Demand for apprenticeships grows

Campaigner Manager of Not Going to Uni and apprentice, Tamara Hassan

By David Hennessy

Increasing numbers of students who score well in their A levels are rejecting going to university and opting to learn on the job instead. Thousands of teenagers who received their results last week are snapping up the growing number of apprenticeships on offer so they can earn while they train for a career.

According to the National Apprenticeship Service, there are about 20,000 apprenticeships on offer in a range of occupations from law and accountancy to IT and journalism.

This increase coincides with a survey that shows students struggling to make ends meet as the cost of going to university rises. According to Lloyds TSB’s third annual student finance report, almost one in five full-time students say they do not have enough money to get through month by month, , and 38 per cent say they are only just making ends meet. More than half the students surveyed (58 per cent) said they would end up with debts of over £10,000 by the time they finished their courses. Around half say they have had to take part-time jobs to ease the financial pressures – with 29 per cent of these saying it has a negative impact on studies.

The increasing popularity of apprenticeships among young people also comes after business research showed that employers find apprentices 15% more employable than young people with other qualifications. In the study, employers ranked higher apprentices as the most employable of all young people – above those with degrees.

Spencer Mehlman, Managing Director of Not Going to Uni

“University is a great deal,” begins Spencer Mehlman, Managing Director of when talking to The Irish World on Friday August 16. “Statistics say you can get £150,000 more over a working career. However, if it costs you £53,000 then it needs to be justified, especially when a University of Sheffield surveys suggest that apprentices earn £105,000 more over their career as well. One report out today suggested that 40% of people phoning a careers helpline were interested in other options than university after their results. This is incredible considering that practically no one is told about these other options, our own research showed that over 60% of young people never heard of any other route than university. That’s a scandal, when the debt and dubious employability of a degree make them a tough choice.”

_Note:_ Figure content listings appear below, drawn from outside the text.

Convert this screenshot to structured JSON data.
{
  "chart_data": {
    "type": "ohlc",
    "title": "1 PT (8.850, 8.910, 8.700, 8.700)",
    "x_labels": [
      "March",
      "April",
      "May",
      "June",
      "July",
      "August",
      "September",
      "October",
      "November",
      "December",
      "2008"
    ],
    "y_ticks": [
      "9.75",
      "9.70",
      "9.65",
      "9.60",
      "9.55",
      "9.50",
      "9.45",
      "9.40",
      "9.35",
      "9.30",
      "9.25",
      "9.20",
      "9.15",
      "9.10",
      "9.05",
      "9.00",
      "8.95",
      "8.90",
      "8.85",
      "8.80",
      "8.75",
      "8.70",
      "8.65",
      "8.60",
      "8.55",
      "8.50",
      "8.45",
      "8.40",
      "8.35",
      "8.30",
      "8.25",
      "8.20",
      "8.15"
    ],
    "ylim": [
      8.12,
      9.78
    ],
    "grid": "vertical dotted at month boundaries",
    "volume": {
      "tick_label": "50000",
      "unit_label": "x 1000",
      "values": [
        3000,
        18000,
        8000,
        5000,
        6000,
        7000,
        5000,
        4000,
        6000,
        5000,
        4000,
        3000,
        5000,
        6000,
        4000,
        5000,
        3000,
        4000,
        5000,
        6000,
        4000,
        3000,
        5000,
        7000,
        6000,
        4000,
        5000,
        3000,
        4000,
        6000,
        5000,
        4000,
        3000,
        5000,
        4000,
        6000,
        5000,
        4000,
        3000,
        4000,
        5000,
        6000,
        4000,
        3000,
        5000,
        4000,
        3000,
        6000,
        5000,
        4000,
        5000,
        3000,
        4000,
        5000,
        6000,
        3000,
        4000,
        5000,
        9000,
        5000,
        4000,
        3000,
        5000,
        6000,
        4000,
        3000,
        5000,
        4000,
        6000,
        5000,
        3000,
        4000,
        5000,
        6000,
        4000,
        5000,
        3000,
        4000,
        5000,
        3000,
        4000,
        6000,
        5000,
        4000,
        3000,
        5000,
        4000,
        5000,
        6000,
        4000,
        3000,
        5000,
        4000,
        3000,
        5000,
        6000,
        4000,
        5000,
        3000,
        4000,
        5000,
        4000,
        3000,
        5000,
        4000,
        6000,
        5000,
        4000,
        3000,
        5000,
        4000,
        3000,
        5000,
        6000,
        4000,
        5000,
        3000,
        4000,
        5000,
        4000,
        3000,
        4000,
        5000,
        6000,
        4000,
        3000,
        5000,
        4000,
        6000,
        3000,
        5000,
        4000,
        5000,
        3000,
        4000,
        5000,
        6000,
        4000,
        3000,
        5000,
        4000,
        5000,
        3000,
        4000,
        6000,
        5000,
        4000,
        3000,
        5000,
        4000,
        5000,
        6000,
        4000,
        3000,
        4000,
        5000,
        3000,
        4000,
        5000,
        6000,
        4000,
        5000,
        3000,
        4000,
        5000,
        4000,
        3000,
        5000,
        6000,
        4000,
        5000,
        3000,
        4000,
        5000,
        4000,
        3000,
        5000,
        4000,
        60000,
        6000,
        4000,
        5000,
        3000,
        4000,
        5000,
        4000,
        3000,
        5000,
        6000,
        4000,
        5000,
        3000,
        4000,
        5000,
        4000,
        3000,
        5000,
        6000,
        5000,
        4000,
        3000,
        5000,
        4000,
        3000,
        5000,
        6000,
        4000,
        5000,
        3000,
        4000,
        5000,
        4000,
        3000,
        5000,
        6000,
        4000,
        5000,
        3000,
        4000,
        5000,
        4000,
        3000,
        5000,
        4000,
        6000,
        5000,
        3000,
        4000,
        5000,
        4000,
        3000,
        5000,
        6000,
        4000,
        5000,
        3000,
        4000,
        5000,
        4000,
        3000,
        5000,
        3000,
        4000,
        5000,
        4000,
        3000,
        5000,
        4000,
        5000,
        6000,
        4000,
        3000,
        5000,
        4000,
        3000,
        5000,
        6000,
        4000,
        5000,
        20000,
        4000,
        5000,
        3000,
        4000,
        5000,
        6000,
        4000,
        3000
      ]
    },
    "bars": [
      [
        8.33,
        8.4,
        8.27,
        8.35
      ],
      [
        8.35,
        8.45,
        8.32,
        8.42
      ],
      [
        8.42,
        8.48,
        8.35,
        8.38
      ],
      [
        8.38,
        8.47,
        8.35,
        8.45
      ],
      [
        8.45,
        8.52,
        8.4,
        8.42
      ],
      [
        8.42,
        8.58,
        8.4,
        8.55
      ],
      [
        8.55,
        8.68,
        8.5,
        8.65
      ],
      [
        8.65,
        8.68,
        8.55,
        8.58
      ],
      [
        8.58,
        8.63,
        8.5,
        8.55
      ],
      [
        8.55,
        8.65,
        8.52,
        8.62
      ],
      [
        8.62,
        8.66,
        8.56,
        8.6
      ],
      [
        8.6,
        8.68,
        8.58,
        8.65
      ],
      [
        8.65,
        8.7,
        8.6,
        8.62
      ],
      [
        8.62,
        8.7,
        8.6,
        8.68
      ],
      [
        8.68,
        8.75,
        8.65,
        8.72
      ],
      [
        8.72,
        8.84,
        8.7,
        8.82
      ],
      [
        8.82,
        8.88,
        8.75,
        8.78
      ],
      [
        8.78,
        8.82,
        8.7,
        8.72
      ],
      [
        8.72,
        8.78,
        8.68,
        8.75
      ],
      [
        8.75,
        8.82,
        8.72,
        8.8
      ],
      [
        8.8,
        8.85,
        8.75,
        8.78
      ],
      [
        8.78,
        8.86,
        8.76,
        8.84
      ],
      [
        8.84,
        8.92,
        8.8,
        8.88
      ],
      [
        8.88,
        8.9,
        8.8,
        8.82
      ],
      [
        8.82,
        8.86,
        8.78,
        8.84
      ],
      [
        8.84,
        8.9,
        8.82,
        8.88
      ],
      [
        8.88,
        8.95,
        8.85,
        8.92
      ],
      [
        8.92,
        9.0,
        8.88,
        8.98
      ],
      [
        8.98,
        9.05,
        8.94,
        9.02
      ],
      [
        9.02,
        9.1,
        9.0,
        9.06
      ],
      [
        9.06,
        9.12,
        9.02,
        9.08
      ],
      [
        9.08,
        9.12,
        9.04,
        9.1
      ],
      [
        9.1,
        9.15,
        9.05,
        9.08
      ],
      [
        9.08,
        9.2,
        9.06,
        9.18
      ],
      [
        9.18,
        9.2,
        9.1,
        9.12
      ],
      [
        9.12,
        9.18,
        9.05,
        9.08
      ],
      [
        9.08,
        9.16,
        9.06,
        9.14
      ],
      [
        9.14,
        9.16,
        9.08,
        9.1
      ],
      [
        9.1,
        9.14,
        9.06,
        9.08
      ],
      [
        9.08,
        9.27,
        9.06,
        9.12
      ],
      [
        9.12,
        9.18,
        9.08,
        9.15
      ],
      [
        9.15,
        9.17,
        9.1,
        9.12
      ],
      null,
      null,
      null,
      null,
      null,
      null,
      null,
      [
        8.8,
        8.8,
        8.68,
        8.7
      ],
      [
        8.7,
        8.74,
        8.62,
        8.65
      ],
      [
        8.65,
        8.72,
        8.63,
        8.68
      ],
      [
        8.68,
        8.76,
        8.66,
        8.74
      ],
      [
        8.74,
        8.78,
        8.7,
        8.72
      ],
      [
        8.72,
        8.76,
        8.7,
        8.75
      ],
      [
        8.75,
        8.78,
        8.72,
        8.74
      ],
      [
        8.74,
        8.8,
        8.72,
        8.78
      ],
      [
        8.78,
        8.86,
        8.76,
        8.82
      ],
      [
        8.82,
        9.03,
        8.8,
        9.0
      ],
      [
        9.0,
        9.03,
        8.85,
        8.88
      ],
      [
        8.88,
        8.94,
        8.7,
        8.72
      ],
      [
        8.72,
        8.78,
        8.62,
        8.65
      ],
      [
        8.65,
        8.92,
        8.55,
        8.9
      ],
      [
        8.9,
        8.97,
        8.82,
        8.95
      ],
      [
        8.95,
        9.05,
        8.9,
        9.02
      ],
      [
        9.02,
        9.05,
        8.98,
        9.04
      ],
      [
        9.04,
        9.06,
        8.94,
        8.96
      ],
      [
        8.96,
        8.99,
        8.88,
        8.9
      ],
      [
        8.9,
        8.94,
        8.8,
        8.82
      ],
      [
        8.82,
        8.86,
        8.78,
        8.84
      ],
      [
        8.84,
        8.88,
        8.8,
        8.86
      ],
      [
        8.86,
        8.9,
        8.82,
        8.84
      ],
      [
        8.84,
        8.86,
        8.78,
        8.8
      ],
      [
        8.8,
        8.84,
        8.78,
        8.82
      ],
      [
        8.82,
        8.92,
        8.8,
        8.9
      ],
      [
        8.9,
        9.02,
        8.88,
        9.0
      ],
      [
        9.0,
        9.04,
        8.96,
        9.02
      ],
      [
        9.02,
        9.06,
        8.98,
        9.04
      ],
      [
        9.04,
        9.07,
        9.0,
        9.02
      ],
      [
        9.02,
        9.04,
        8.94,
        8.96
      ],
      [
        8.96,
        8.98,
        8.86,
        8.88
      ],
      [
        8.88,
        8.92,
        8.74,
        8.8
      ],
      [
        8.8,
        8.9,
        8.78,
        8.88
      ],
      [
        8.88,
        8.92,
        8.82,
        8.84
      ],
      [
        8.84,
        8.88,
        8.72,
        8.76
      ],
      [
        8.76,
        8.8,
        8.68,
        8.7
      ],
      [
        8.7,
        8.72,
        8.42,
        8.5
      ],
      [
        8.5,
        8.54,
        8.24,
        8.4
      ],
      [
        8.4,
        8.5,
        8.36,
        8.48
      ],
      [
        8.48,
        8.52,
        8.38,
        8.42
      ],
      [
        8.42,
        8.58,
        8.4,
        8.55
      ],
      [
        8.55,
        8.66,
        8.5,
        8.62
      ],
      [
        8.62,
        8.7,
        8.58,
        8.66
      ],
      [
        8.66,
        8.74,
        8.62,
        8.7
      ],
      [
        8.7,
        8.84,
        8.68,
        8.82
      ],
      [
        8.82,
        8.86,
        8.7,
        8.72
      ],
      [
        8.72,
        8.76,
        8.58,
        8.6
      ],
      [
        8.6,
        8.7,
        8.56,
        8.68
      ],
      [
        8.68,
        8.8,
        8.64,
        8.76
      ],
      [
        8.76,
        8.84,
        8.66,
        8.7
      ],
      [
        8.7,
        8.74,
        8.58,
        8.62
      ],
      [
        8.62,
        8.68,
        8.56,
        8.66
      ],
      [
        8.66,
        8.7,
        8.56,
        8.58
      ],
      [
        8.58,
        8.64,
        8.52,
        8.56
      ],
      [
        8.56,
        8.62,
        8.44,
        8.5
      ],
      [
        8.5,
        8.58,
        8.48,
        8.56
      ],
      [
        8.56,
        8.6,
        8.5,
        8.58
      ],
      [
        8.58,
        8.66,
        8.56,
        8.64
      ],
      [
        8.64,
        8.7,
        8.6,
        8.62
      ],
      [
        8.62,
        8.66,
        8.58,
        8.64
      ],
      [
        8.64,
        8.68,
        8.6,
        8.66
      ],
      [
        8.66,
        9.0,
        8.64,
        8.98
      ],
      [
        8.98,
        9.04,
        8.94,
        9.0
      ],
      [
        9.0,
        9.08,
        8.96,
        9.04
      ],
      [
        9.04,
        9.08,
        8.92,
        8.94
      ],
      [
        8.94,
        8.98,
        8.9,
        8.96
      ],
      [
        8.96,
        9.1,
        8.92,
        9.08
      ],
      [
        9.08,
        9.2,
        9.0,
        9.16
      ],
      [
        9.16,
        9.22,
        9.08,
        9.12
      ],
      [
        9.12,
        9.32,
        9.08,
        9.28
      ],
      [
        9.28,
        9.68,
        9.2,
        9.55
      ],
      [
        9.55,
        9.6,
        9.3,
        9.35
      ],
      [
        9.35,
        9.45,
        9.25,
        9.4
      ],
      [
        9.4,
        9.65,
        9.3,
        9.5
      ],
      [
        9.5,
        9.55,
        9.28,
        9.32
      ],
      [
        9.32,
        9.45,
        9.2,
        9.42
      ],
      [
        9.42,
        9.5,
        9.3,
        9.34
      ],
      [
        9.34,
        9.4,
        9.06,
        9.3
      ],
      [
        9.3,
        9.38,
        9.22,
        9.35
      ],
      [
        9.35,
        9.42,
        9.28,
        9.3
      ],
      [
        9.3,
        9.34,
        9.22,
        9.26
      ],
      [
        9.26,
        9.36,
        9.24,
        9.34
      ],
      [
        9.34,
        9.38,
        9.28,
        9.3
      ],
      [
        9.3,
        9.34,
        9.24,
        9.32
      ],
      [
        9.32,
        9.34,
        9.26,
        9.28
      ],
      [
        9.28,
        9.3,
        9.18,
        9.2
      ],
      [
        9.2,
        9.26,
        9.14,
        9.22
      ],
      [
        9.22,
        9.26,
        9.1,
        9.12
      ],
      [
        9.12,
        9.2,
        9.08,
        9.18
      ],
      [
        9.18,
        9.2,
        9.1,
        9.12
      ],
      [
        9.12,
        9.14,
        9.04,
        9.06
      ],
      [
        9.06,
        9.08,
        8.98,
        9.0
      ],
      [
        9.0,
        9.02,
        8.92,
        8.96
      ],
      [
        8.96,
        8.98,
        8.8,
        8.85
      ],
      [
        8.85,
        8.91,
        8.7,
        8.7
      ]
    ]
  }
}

Spencer then points out that his website and service is not anti- third level education but rather more in favour of exploring all options: “Despite the name we’re supporters of universities and degrees, we just think that young people need to know about every option open to them after they finish school or college. When so many positive options are out there – everything from working and doing professional qualifications, to taking a gap year or doing a qualification via distance learning – it’s a great time to investigate your is the perfect place to do that.”

19 year old Tamara Hassan, Campaign Manager with, is a Level 3 Customer Service apprentice who desires a career in events management. When asked why he chose this method of training, she tells The Irish World: “It’s definitely the sort of person I am. I’m not just going to sit around for four years at uni when I could just get straight into work and learn on the job.”

Tamara has seen at first hand how costly university education is and how its qualifications still leave graduates with a difficult task to find employment: “One of my brothers actually went to university and when he came out, he did find it quite hard to get a job whereas my other brother didn’t and he went down the job route and he got where he wanted to be a lot quicker without having to go to uni and he’s not got the debts or anything.”

While a university education can provide the theory, it doesn’t provide the sort of hands on experience that Tamara has benefitted from: “For some people university is the only way. I think I’ve learned a lot more here. You learn from mistakes. The first time I faced a problem, I wasn’t sure how to deal with it and I asked people in the office and since then I can handle things on my own. I know from past experiences how to handle certain situations whereas with uni, you’re not getting that experience you’re just getting the knowledge.”

Skills Minister Matthew Hancock says: “With more vacancies than ever before, apprenticeships are fast becoming the norm for young people who want to achieve their career goals through an alternative route to University. We want more employers to take advantage of the advice and support available from the National Apprenticeship Service and consider how hiring an apprentice could benefit their business.”

David Way, Executive Director, National Apprenticeship Service says: “A-Level results day can be a really stressful time for young people. The good news is that with ever more Apprenticeships, there is an increasing range of high quality options available to young people.

“Higher Apprenticeships in particular are ideal for A-Level achievers who want to progress onto further learning, but also want to get a foot on the career ladder at the same time. Higher apprentices have the opportunity to gain degree-level equivalent qualifications at the same time as being in paid employment. There are an increasing number of opportunities opening up in prestigious occupations and employers as more and more use Higher Apprenticeships as a way of attracting the best talent.

“Last year, the National Apprenticeship Service saw a record number of applications for Apprenticeships on A-Level results day, and with up to 20,000 vacancies now available online at any one time, this summer we’re expecting that the number of young people applying for an Apprenticeship could hit a new high.”